I liked the fact that the narrative voice decided to change it up. Without spoiling, the previous two novels had “tricks” associated with why their stories were told the way they were. Except for the end in which there is a narrator change, here the narrative is straightforward. As Sieh says in the opening pages, the reader has no reason to anticipate an impending twist but can relax and enjoy the story.
As for the story itself, it’s a very different sort of coming of age story. With Yeine’s book, she came of age and gained power because she discovered she was the incarnation of a dead goddess. In this book, Sieh comes of age but the results are something entirely different. After all, what happens when the god of childhood (and all its related traits: mischief, trickster, etc) grows up and becomes mature? How can he retain his power then? So I enjoyed that exploration.
That said, I found the relationship aspects weak. I wish there’d been deeper interactions between Sieh and the twins. He spent a lot of the book running around to investigate a potential war. I know it was for plot-related reasons but because of this, Shahar and most particularly, Deka, ended up reading shallow to me. I did like that there were no easy answers for the relationship between Shahar and Sieh but by comparison, Sieh’s relationship with Deka seemed unexplored.
I’ve heard heard rumblings on the internet and via email regarding a child god having sex but having finished the book, I find myself wondering what those complaints were about exactly? Are there references to distasteful things that Sieh was forced to do in the past? Yes but those were more explicitly stated in the first book, and I don’t actually consider what happened in those cases sex. Rape, yes. Sex, no. Sieh, like his siblings, were enslaved by the Arameri and were abused. This was made abundantly clear and is further explored in Kingdom of Gods because Sieh knows how to carry a grudge. Or are they referring to a specific incident which, to my reading, was never described as anything but negative and traumatic. One of the underlying themes of the Inheritance trilogy is power and how it can be abused, and I feel that was what happened there. So, again, not sex. If the complaints were about the coercive aspects and not wanting to read about those interactions, I would completely understand. But the impression I got was that there was lots of consensual child sex which made me leery because that’s the last thing I want to read. I think it’s best to remember that Sieh is aging, physically and mentally — not by a matter of years but by decades.

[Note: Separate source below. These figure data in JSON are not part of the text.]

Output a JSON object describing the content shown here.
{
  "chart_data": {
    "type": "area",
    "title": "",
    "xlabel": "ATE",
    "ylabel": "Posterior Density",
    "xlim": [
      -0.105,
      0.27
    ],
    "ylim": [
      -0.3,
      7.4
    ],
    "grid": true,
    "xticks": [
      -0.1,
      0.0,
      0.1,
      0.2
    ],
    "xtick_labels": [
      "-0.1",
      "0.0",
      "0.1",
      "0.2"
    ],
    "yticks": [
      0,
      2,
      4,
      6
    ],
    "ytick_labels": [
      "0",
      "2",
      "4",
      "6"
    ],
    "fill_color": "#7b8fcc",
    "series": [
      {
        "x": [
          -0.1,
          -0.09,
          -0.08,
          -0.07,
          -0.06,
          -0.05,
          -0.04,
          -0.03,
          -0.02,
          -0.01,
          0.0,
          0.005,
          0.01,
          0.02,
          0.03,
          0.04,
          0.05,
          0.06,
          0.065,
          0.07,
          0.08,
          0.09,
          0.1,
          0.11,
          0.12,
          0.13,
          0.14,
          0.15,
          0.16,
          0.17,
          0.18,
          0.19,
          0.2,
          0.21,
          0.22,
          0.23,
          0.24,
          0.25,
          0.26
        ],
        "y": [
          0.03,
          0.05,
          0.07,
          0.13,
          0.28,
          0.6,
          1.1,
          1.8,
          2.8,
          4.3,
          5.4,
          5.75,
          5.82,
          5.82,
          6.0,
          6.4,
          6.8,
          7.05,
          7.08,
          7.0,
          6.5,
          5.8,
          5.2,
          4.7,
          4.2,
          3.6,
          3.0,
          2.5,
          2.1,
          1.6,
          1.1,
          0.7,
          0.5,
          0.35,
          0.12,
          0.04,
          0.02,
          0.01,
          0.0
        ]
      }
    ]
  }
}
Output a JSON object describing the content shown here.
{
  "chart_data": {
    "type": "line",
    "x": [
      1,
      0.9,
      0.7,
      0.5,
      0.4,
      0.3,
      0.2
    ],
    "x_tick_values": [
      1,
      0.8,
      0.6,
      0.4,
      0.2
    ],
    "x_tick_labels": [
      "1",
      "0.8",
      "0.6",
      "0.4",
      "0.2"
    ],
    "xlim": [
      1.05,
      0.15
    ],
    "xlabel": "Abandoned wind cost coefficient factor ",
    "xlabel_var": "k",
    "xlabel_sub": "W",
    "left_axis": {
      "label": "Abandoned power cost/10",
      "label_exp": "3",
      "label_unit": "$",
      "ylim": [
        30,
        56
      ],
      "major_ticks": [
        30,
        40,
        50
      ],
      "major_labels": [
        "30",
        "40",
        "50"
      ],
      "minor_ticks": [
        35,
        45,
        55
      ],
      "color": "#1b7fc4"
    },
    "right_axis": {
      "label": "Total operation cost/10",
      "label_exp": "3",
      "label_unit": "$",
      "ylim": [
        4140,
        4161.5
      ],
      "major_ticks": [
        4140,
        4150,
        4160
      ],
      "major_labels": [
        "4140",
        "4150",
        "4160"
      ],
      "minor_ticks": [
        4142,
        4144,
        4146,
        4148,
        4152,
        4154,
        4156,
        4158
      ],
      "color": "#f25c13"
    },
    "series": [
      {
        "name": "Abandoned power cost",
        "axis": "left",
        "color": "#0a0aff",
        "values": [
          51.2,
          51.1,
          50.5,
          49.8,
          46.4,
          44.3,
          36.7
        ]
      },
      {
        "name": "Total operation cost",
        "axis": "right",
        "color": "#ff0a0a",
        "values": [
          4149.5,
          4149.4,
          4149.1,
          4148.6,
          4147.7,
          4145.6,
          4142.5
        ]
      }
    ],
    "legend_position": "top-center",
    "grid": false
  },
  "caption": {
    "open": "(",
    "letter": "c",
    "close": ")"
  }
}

When he comes out of his coma, he’s a teenager; by the end of the book, he’s an old man.
My favorite part, however, was the ending. I thought it was beautiful and perfectly answered the question of what happens when child gods grow up. I liked the idea of a cyclical existence — that all beginnings have an end and that all ends promise a new beginning. I don’t want to spoil in this review but if anyone who’s read the book would like to discuss, I’d love to do so in the comments.
All in all, I enjoyed Kingdom of Gods. It is a different sort of novel from the previous two installments, following a personal journey across a more epic backdrop. But I think anyone hoping for intense relationships like those seen in Hundred Thousand and Broken Kingdoms should adjust their expectations accordingly. And as a bonus for those readers who were less than enthused about the ending of Broken Kingdoms, there’s a short story for you at the end of the novel. As for myself, I’m looking forward to the new trilogy coming out next year.
P.S. – The glossary in the print edition is great. I have no idea if this was replicated in the ebook version and if not, then this is a rare case where I recommend the print edition if only to see what was done.